Anomaly Defenders could have been a case of throwing the baby out with the bath water.

In switching the action around, and dropping the tower offence template that has built the series up, 11bit risked losing everything that made the previous three games so special in the first place.

And for the first few levels that feels like a very real possibility. There's a sense that we've seen all of this before. Streams of tanks roll out of a gate, and it's up to you to build the gun emplacements to stop them from reaching your base. Or in this case your escape pod.

But then things start to kick up a gear. Each of your tower-types has a unique skill tree attached to it, and you can use tech points to upgrade them. Then there's resource gathering, cover, and potential ambushes.

After that brief scare it turns out that, while Anomaly Defenders might not be as immediately novel as its predecessors, this is still a far weightier strategic game than your normal tower defence fare.

Buttery biscuit base

Right off the bat it's clear that as much love has been lavished on the visuals here as with the other Anomaly games.

Everything glows and sparkles, beams of energy crackle across alien walkways, and shards of light protect enormous mechano-organic cannons from railgun fire.
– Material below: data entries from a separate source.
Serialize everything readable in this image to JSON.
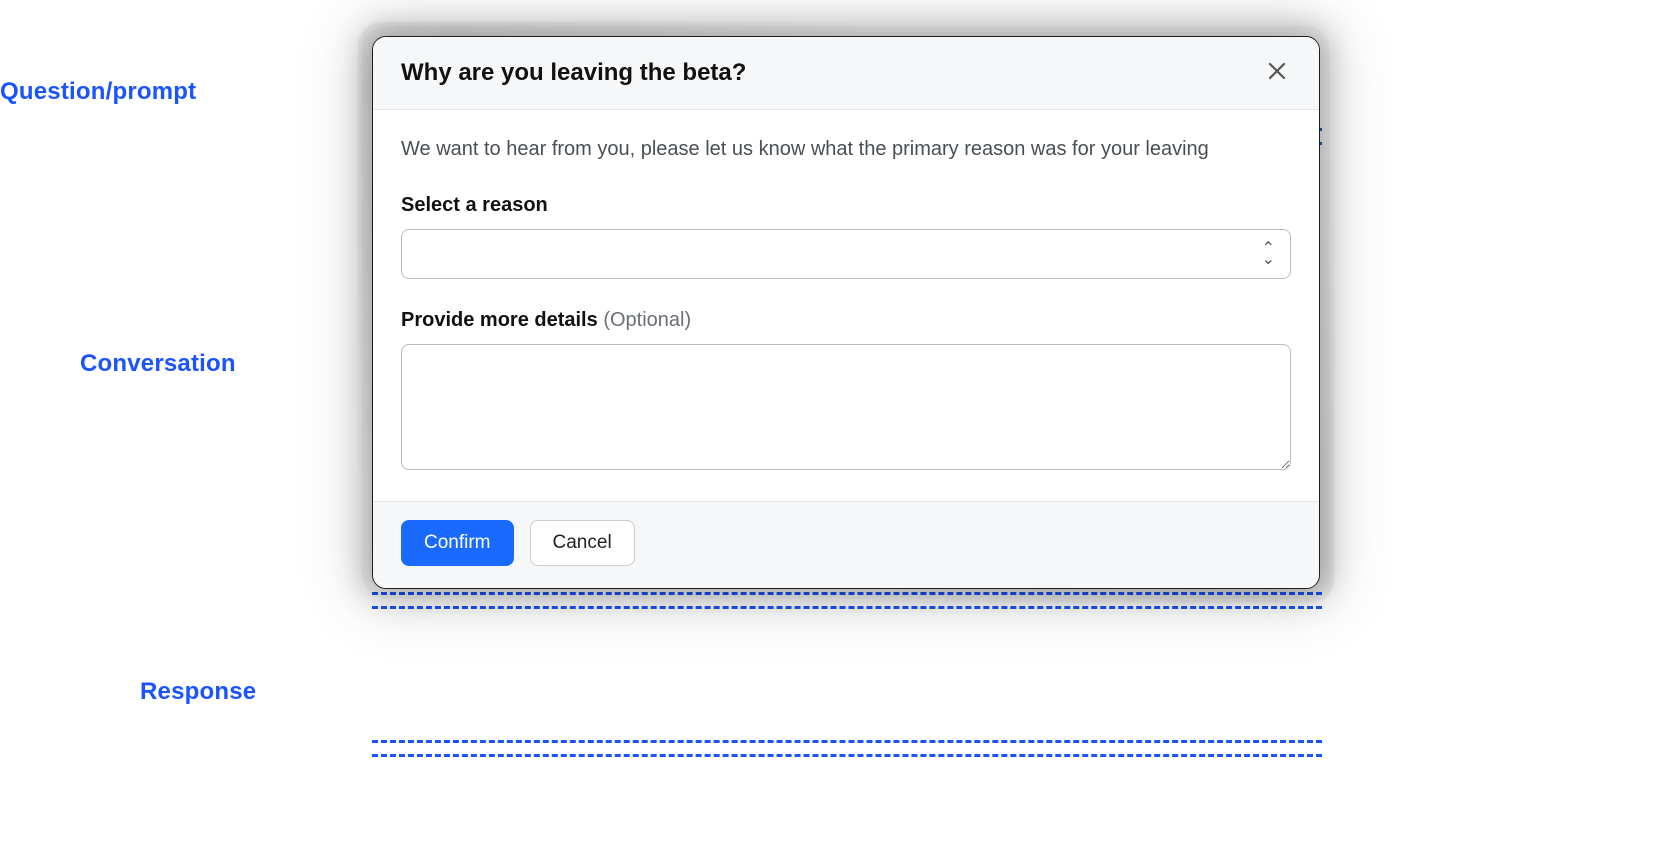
{
  "annotations": {
    "question_prompt": "Question/prompt",
    "conversation": "Conversation",
    "response": "Response"
  },
  "dialog": {
    "title": "Why are you leaving the beta?",
    "intro": "We want to hear from you, please let us know what the primary reason was for your leaving",
    "fields": {
      "reason": {
        "label": "Select a reason",
        "value": ""
      },
      "details": {
        "label_main": "Provide more details",
        "label_optional": "(Optional)",
        "value": ""
      }
    },
    "buttons": {
      "confirm": "Confirm",
      "cancel": "Cancel"
    }
  }
}
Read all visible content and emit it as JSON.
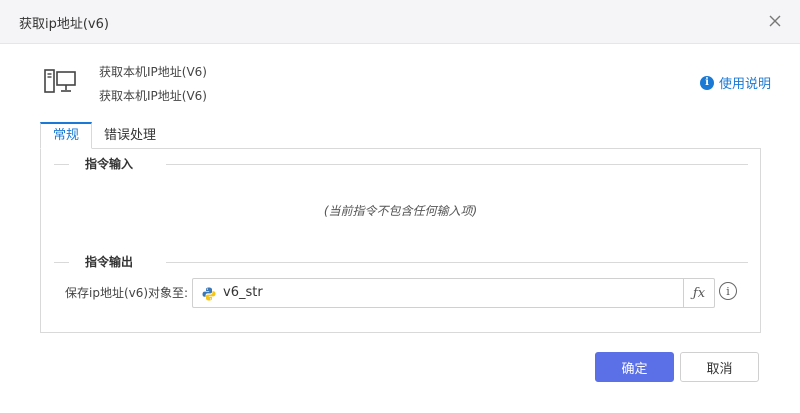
{
  "dialog": {
    "title": "获取ip地址(v6)"
  },
  "command": {
    "name": "获取本机IP地址(V6)",
    "description": "获取本机IP地址(V6)",
    "help_label": "使用说明"
  },
  "tabs": [
    {
      "label": "常规",
      "active": true
    },
    {
      "label": "错误处理",
      "active": false
    }
  ],
  "input_section": {
    "title": "指令输入",
    "empty_text": "(当前指令不包含任何输入项)"
  },
  "output_section": {
    "title": "指令输出",
    "save_label": "保存ip地址(v6)对象至:",
    "variable_value": "v6_str",
    "fx_label": "ƒx",
    "info_label": "i"
  },
  "buttons": {
    "ok": "确定",
    "cancel": "取消"
  },
  "colors": {
    "accent": "#1a79d4",
    "primary_button": "#5b6fe6"
  },
  "icons": [
    "close-icon",
    "computer-icon",
    "info-circle-icon",
    "python-icon",
    "fx-icon"
  ]
}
The first lacklustre skirmishes walk you through the core of the game. Tap to place turrets in pre-set locations, earn resources to build more turrets by blasting the waves of tanks that roll down the walkways towards your base.

If you're playing on easy then the first hour or so of the game is essentially a write-off. You get too much cash, it's too easy to destroy the incoming fighters, and it's rare that your base will ever be in any peril.

Pause for thought

But shift things up to normal or hard and the game suddenly comes to life. What was a simple matter of piling forces at junctions becomes something much more interesting.

You need to hide your best weapons behind cover so they're still in one piece when the horde rolls past, and figure out which of your towers is going to do the most damage against the vehicles you're pitted against.

Here the 'pause' button comes into play. It lets you evaluate the situation, strengthen your defences where you need to, and set some of your powerful buffs to heal and help your weapons.

When you're scrapping away in easy the 'pause' button feels like an unnecessary luxury. When you're on the verge of collapse in one of the harder settings it's a blessed moment of respite that lets you consider your next move.

Go hard or go home

It's moments like that that make you realise how well 11bit has handled the flip to traditional tower defence. This is a lavish production that isn't afraid to layer on more complex ideas onto the template.

Do you drop your expensive resource gathering node at the start of the game or build some more firepower and hope you earn enough to put it up later? Do you upgrade that battery on the chance that the avenue of attack will switch, or build closer to your base?

Anomaly Defenders is a fitting end to the saga. It's not as impressive as the original, but it's still the most polished and interesting tower defence game we've seen for a good long while. Just do yourself a favour and give easy mode a miss.